Awaiting a Supreme Court nominee

The White House has indicated that President Trump will announce a nominee for the Supreme Court vacancy Monday evening. Jonathan Adler breaks it all down at Volokh Conspiracy as does David Lat in a series of posts (sample: feeder judge Brett Kavanaugh “sends clerks to almost all the justices, on both sides of the aisle.”) Other resources while we wait:

  • Factually rich cheat sheet with links to writings and opinions of judges thought to be on the list [TIFIS]
  • The New Civil Liberties Alliance has evaluated the likely picks on the basis of their posture toward the powers of the administrative state. Chris Walker at the Yale Journal on Regulation examines related issues of their views on administrative law. And the Institute for Free Speech on records on free expression;
  • Judge Raymond Kethledge’s concurrence in the Cathedral Buffet case, with observations about government scrutiny of religious beliefs and the First Amendment’s Free Exercise Clause, is getting some attention. I wrote it up at the time here and at Cato at Liberty;
  • Hmm. “[Amy Coney] Barrett defended the Supreme Court’s current approach in cases dealing with economic regulation, in which the scales are tipped in favor of lawmakers via the highly permissive standard of judicial review known as the rational-basis test.” [Damon Root, Reason]

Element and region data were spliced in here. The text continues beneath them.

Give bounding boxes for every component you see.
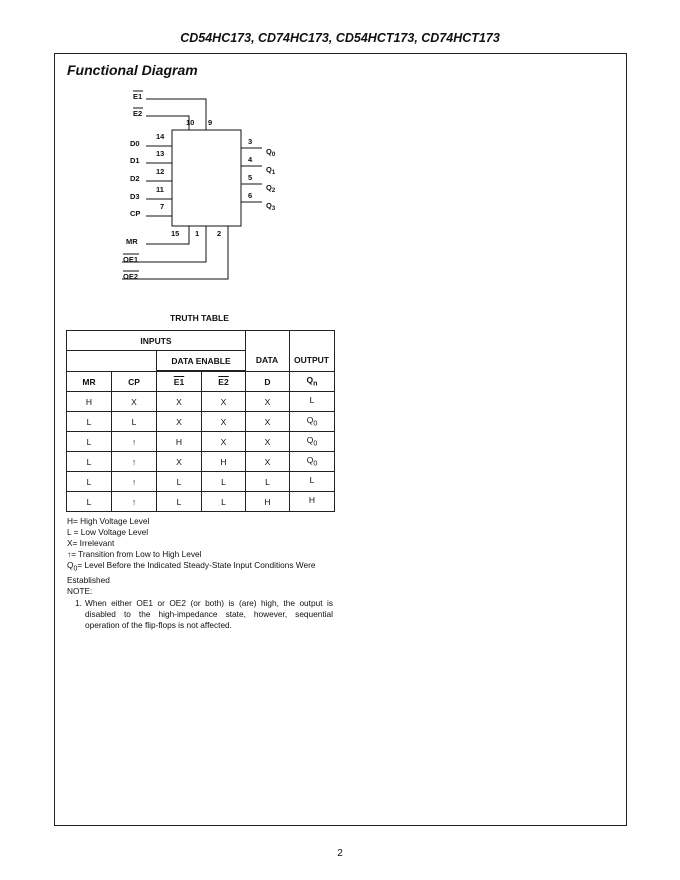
legend-up: ↑= Transition from Low to High Level <box>67 549 202 559</box>
cell-mr: L <box>67 432 112 452</box>
cell-d: X <box>246 452 290 472</box>
truth-table-title: TRUTH TABLE <box>170 313 229 323</box>
cell-mr: L <box>67 412 112 432</box>
cell-cp: L <box>112 412 157 432</box>
label-e2: E2 <box>133 109 143 118</box>
pin-d1: 13 <box>156 149 165 158</box>
label-d0: D0 <box>130 139 140 148</box>
cell-d: H <box>246 492 290 512</box>
cell-e2: H <box>202 452 246 472</box>
header-data: DATA <box>255 355 279 365</box>
table-row <box>67 392 335 412</box>
label-q2: $Q_2$ <box>266 183 276 194</box>
cell-q: $Q_0$ <box>290 452 335 472</box>
table-row <box>67 412 335 432</box>
label-q1: $Q_1$ <box>266 165 276 176</box>
table-row <box>67 432 335 452</box>
legend-h: H= High Voltage Level <box>67 516 150 526</box>
cell-mr: L <box>67 472 112 492</box>
functional-diagram <box>0 0 680 300</box>
table-row <box>67 492 335 512</box>
pin-e2: 9 <box>208 118 213 127</box>
header-output: OUTPUT <box>294 355 329 365</box>
cell-q: H <box>290 492 335 512</box>
e2-line <box>146 116 189 130</box>
note-label: NOTE: <box>67 585 93 596</box>
label-d1: D1 <box>130 156 140 165</box>
header-data-enable: DATA ENABLE <box>157 351 246 371</box>
col-e1: E1 <box>157 372 202 392</box>
cell-q: L <box>290 392 335 412</box>
header-inputs: INPUTS <box>67 331 246 351</box>
cell-cp: X <box>112 392 157 412</box>
cell-cp: ↑ <box>112 472 157 492</box>
page-number: 2 <box>337 848 343 859</box>
label-q3: $Q_3$ <box>266 201 276 212</box>
cell-e1: L <box>157 492 202 512</box>
pin-q3: 6 <box>248 191 253 200</box>
pin-q2: 5 <box>248 173 253 182</box>
pin-e1: 10 <box>186 118 195 127</box>
pin-oe1: 1 <box>195 229 200 238</box>
label-q0: $Q_0$ <box>266 147 276 158</box>
col-d: D <box>246 372 290 392</box>
col-cp: CP <box>112 372 157 392</box>
cell-e2: X <box>202 412 246 432</box>
label-oe1: OE1 <box>123 255 139 264</box>
pin-d3: 11 <box>156 185 164 194</box>
pin-cp: 7 <box>160 202 165 211</box>
legend-l: L = Low Voltage Level <box>67 527 149 537</box>
label-mr: MR <box>126 237 138 246</box>
note-1 <box>75 598 333 631</box>
note-text: When either OE1 or OE2 (or both) is (are) high, the output is disabled to the high-impedance state, however, sequential operation of the flip-flops is not affected. <box>85 598 333 630</box>
cell-q: L <box>290 472 335 492</box>
pin-q0: 3 <box>248 137 253 146</box>
pin-oe2: 2 <box>217 229 222 238</box>
cell-d: X <box>246 432 290 452</box>
cell-e2: L <box>202 472 246 492</box>
cell-e1: X <box>157 392 202 412</box>
cell-e2: X <box>202 392 246 412</box>
note-number: 1. <box>75 598 82 608</box>
page-header: CD54HC173, CD74HC173, CD54HCT173, CD74HCT173 <box>180 31 500 45</box>
cell-e1: L <box>157 472 202 492</box>
label-d3: D3 <box>130 192 140 201</box>
pin-d2: 12 <box>156 167 165 176</box>
cell-mr: L <box>67 452 112 472</box>
register-block <box>172 130 241 226</box>
cell-e1: X <box>157 452 202 472</box>
pin-mr: 15 <box>171 229 180 238</box>
cell-q: $Q_0$ <box>290 432 335 452</box>
cell-e1: X <box>157 412 202 432</box>
table-row <box>67 452 335 472</box>
cell-cp: ↑ <box>112 492 157 512</box>
pin-q1: 4 <box>248 155 253 164</box>
legend-x: X= Irrelevant <box>67 538 115 548</box>
cell-e2: X <box>202 432 246 452</box>
cell-d: L <box>246 472 290 492</box>
cell-e1: H <box>157 432 202 452</box>
label-cp: CP <box>130 209 141 218</box>
label-d2: D2 <box>130 174 140 183</box>
cell-d: X <box>246 392 290 412</box>
mr-line <box>146 226 189 244</box>
cell-cp: ↑ <box>112 452 157 472</box>
col-mr: MR <box>67 372 112 392</box>
e1-line <box>146 99 206 130</box>
label-e1: E1 <box>133 92 143 101</box>
cell-q: $Q_0$ <box>290 412 335 432</box>
legend-q0: $Q_0=$ Level Before the Indicated Steady-State Input Conditions Were Established <box>67 560 316 585</box>
label-oe2: OE2 <box>123 272 139 281</box>
cell-mr: H <box>67 392 112 412</box>
cell-cp: ↑ <box>112 432 157 452</box>
pin-d0: 14 <box>156 132 165 141</box>
col-q: $Q_n$ <box>290 372 335 392</box>
legend <box>67 516 337 597</box>
table-row <box>67 472 335 492</box>
section-title: Functional Diagram <box>67 62 198 78</box>
cell-e2: L <box>202 492 246 512</box>
cell-mr: L <box>67 492 112 512</box>
col-e2: E2 <box>202 372 246 392</box>
cell-d: X <box>246 412 290 432</box>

  • Ilya Shapiro has some kind things to say about another Sixth Circuit judge on many shortlists, Amul Thapar. What got my attention as a confirmed legal formalist is that Judge Thapar threw a case out of court for being one cent short of federal jurisdiction. As I argued way back in The Litigation Explosion, bright-line rules are generally a good thing and jurisdiction, especially, should not be subject to rules of close-enough. This recent Michigan Law Review piece by Judge Thapar and Benjamin Beaton, reviewing a new book by Judge Richard Posner has more on the virtues of formalism and is eminently worth reading;
  • Highlights of Kevin Cope’s ideological scoring of the judges for the Washington Post’s Monkey Cage: likely picks other than Thapar are clustered closely together, all less conservative than Justice Alito’s Third Circuit record when he was picked; Thapar gets a more moderate rating but his tenure as an appeals judge has been very brief. Note also that Merrick Garland, much promoted as centrist two years back, scores well to the left of the pre-appointment records of Ruth Ginsburg and Sonia Sotomayor.
  • You can listen to me briefly discussing the possibilities on the Hartford-area Ray Dunaway show here.